Verifique o pulso primeiro, sempre: se o paciente não tiver pulso palpável, as orientações desta página não se aplicam. A TV sem pulso é um ritmo chocável de parada cardíaca, manejado pelo algoritmo de SAVC/ACLS (desfibrilação imediata e RCP), idêntico à via da fibrilação ventricular — não a abordagem de ritmo estável descrita a seguir.

Em um paciente que tem pulso, avalie a estabilidade hemodinâmica: hipotensão, alteração do estado mental, dor torácica persistente ou sinais de choque indicam um paciente instável, que mesmo assim precisa de cardioversão sincronizada urgente (não desfibrilação — a sincronização evita administrar o choque sobre uma onda T vulnerável).
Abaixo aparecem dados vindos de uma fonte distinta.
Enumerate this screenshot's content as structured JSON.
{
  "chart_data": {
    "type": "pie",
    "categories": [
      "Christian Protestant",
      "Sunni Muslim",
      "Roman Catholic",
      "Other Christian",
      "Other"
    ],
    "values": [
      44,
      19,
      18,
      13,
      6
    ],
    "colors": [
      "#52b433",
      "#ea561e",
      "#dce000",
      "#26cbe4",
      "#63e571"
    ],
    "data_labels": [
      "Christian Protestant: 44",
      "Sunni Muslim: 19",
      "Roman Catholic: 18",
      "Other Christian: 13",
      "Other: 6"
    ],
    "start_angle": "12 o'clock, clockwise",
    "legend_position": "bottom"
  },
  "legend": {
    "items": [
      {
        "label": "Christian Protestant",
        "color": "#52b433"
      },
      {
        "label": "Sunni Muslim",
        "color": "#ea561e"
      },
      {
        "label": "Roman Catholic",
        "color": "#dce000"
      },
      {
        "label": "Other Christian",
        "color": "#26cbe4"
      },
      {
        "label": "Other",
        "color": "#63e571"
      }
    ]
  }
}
Um paciente estável com um episódio sustentado e tolerado costuma ser manejado com monitorização contínua, acesso IV, e um antiarrítmico IV conforme prescrição médica (procainamida, sotalol ou amiodarona são opções reconhecidas pelas diretrizes para conversão aguda) ou cardioversão sincronizada, particularmente se a terapia farmacológica for contraindicada (por exemplo, um QT prolongado limita o uso de procainamida ou sotalol) ou se o episódio não se resolver.